Ps 1. Radiohead dinozaurami rocka??? Cudne. Pamiętam, jak moi nieco starsi koledzy w okresie „The Bends” marudzili, że to brytyjski brit pop. Dla nich Radiohead to wciąż zespół z „tej epoki”, a tu proszę dinozaury. Inna sprawa, że w muzyce (rock/pop) wszystko szybko się starzeje. Literat około 50 to wciąż człowiek u progu kariery, który o Noblu zacznie myśleć mniej więcej 10 lat później. A i wspomniany Penderecki mniej więcej w tym wieku trafił przecież pod strzechy..
Ps 2. Słuchałem rano Jamesa Blake’a. Po mniej więcej 30 minutach moja kobieta mówi – czy on kiedyś skończy ten utwór, ciągle stęka i stęka. I nie żeby kobieta głucha była, ale poranek dość ponury.

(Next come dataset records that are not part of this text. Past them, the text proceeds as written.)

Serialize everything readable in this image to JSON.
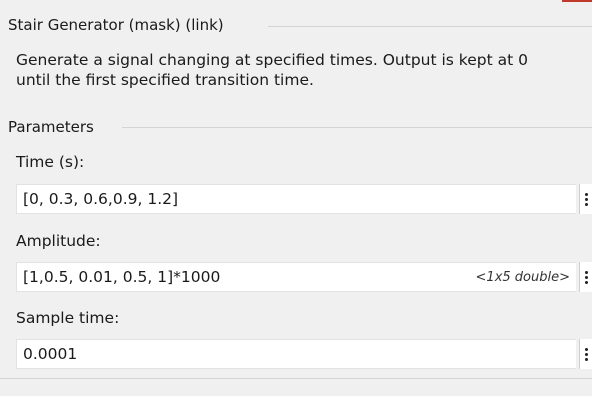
{
  "block": {
    "title": "Stair Generator (mask) (link)",
    "description_line1": "Generate a signal changing at specified times. Output is kept at 0",
    "description_line2": "until the first specified transition time."
  },
  "parameters": {
    "group_title": "Parameters",
    "time": {
      "label": "Time (s):",
      "value": "[0, 0.3, 0.6,0.9, 1.2]"
    },
    "amplitude": {
      "label": "Amplitude:",
      "value": "[1,0.5, 0.01, 0.5, 1]*1000",
      "hint": "<1x5 double>"
    },
    "sample_time": {
      "label": "Sample time:",
      "value": "0.0001"
    }
  },
  "icons": {
    "field_menu": "kebab-menu-icon"
  },
  "colors": {
    "background": "#f0f0f0",
    "field_background": "#ffffff",
    "accent_mark": "#c0392b"
  }
}
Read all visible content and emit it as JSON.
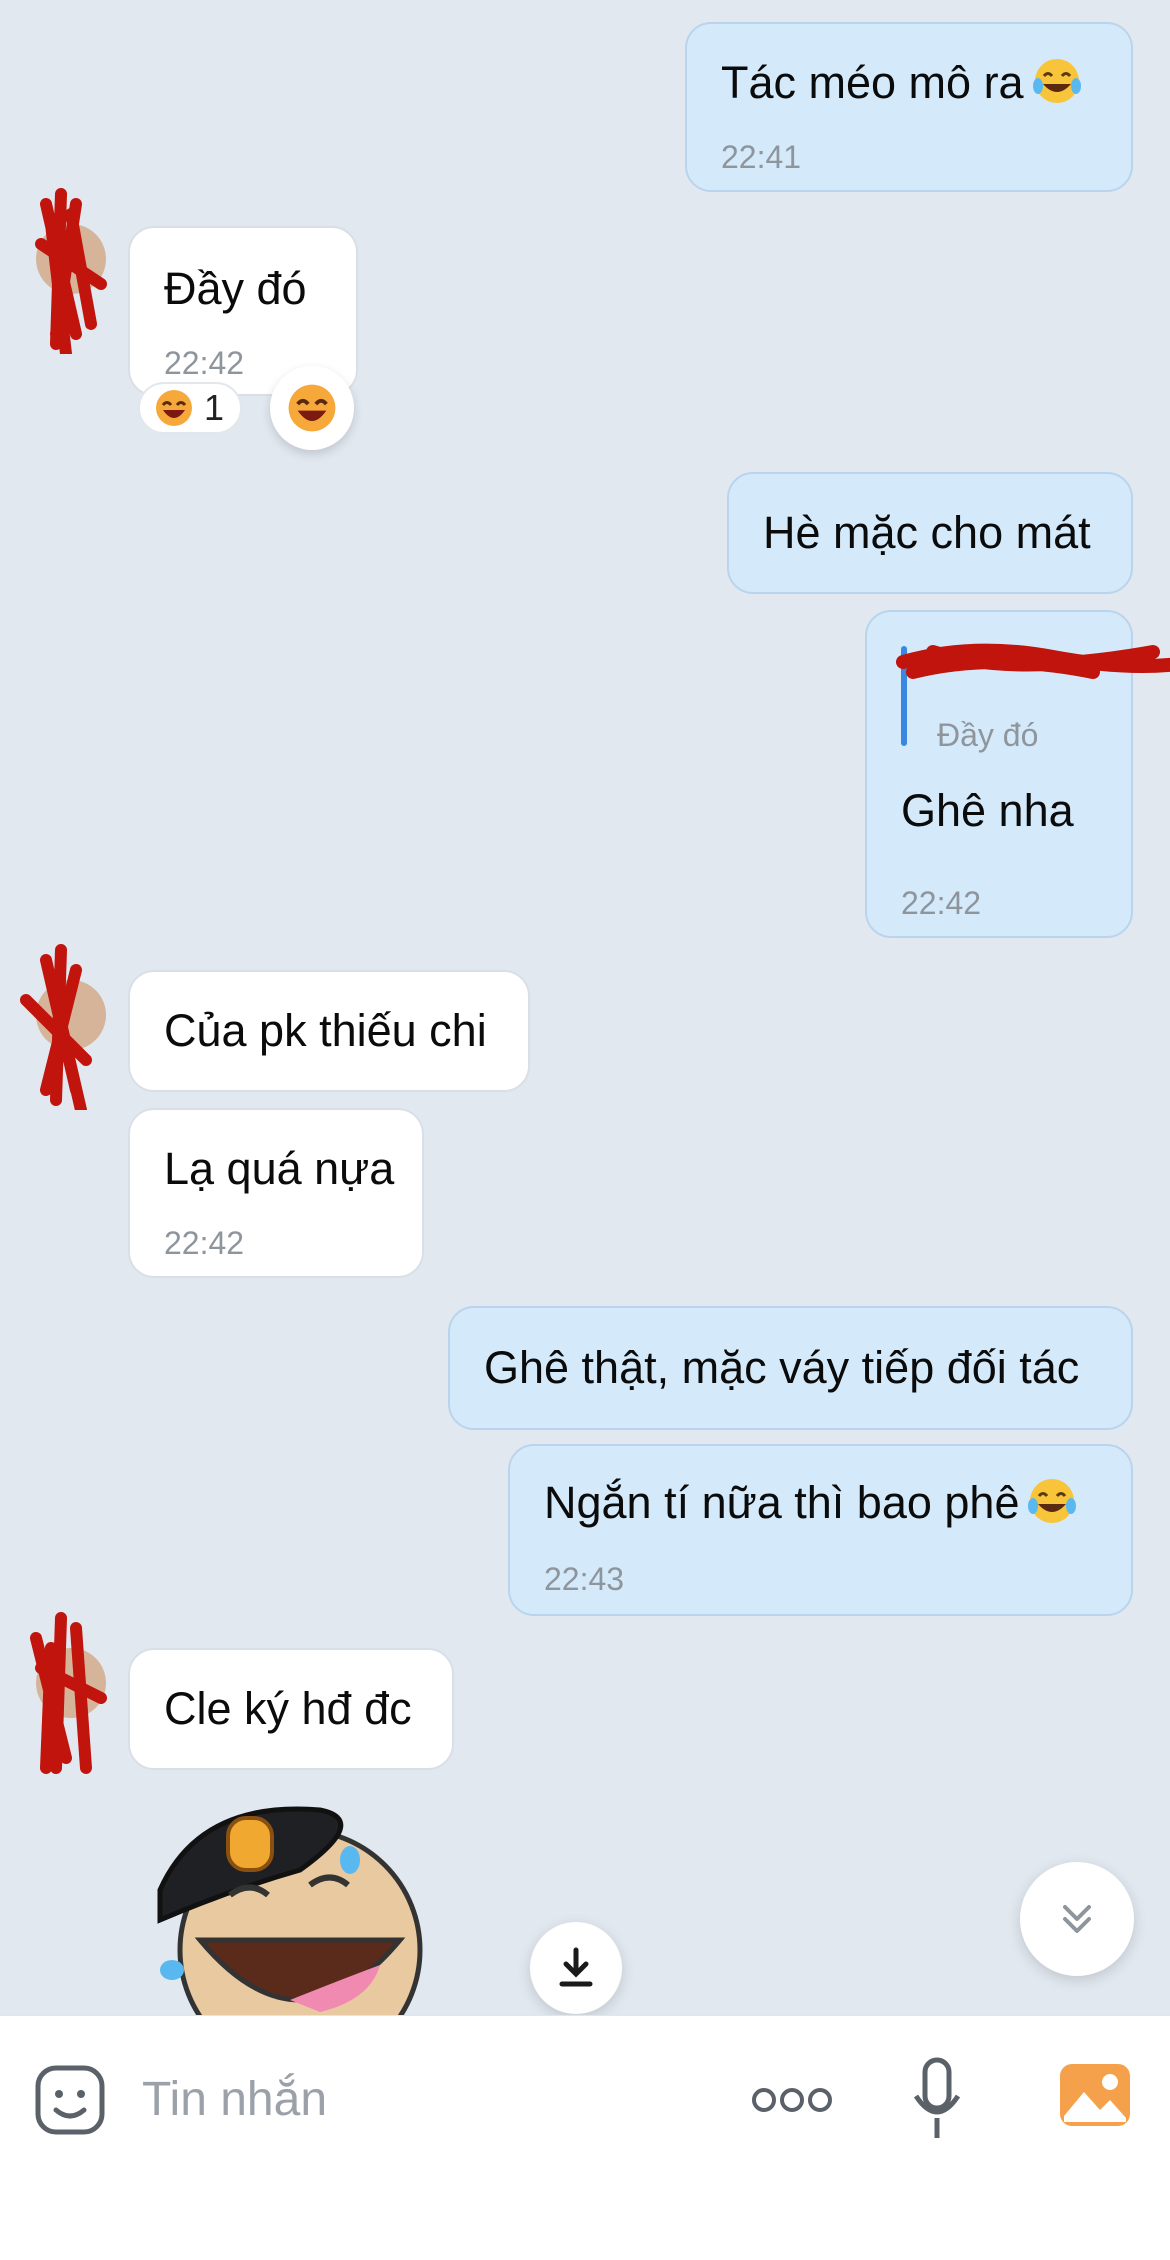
{
  "messages": [
    {
      "id": "m1",
      "dir": "out",
      "text": "Tác méo mô ra",
      "emoji": "😂",
      "time": "22:41"
    },
    {
      "id": "m2",
      "dir": "in",
      "text": "Đầy đó",
      "time": "22:42",
      "reaction": {
        "count": "1",
        "icon": "laughing-face-icon"
      }
    },
    {
      "id": "m3",
      "dir": "out",
      "text": "Hè mặc cho mát"
    },
    {
      "id": "m4",
      "dir": "out",
      "quote": "Đầy đó",
      "text": "Ghê nha",
      "time": "22:42"
    },
    {
      "id": "m5",
      "dir": "in",
      "text": "Của pk thiếu chi"
    },
    {
      "id": "m6",
      "dir": "in",
      "text": "Lạ quá nựa",
      "time": "22:42"
    },
    {
      "id": "m7",
      "dir": "out",
      "text": "Ghê thật, mặc váy tiếp đối tác"
    },
    {
      "id": "m8",
      "dir": "out",
      "text": "Ngắn tí nữa thì bao phê",
      "emoji": "😂",
      "time": "22:43"
    },
    {
      "id": "m9",
      "dir": "in",
      "text": "Cle ký hđ đc"
    }
  ],
  "composer": {
    "placeholder": "Tin nhắn",
    "icons": [
      "sticker-icon",
      "more-icon",
      "microphone-icon",
      "gallery-icon"
    ]
  },
  "floating": {
    "scroll_down_icon": "double-chevron-down-icon",
    "download_icon": "download-icon"
  },
  "colors": {
    "outgoing": "#d4eafb",
    "incoming": "#ffffff",
    "background": "#e2e8f0",
    "accent": "#3a86e0",
    "gallery": "#f5a04a"
  }
}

@ArturMrozowski: właśnie o to chodzi, że Blake ma wprowadzać łóżkowy rezonans do niekończącego się stękania (no może kończącego się wraz z płytą). myślę również, że Twoja Pani nie jest przeciętną korporacyjną Niewiastą, dla których to Niewiast James jakby wynalazł ten ’emocjonalno-seksualny’ styl. po prostu wolicie inną muzykę, bo zapewne Waszym celem nie jest pławienie się w meandrach stylu korporacji… mniejsza z tym: pięknie napisałeś o Radiohead. słuchałem nowego albumu trzy razy, ale po Twoich wrażeniach wrzucę sobie jeszcze dzisiaj ze dwa razy na słuchawki. dzięki za ponowne przykucie uwagi tą płytą. 🙂
ach, jeszcze jedna uwaga: obaj wokaliści – Thom Yorke & James Blake mają swój charakterystyczny, rozpoznawalny na kilometr styl. Thom smęci, James stęka, a i tak ich muzyka zawsze wychodzi nie najgorzej, by nie rzec: bardzo dobrze/świetnie. czyż nie? 🙂
oj, ja w ‚Daydreaming’ słyszę akordy z ‚Elegii’ New Order… i nie wynika to z nadmiernego spożycia herbaty dzisiejszego dnia. „amerykańsko-folkowy” ‚Desert Island Disk’ rzeczywiście niesłabo nadaje się do zrobienia wrażenia na pięknej kobiecie w rękach i głosie sprawnego gitarzysty-kopisty/balladzisty. tylko zagrany bez tej radiohead’owo-yorke’owej flegmy, a z energiczniejszym biciem w struny. poza tym płyta przesuwa się z mojej ósemki w kierunku bartkowej dziewiątki. na słuchawkach jest moc.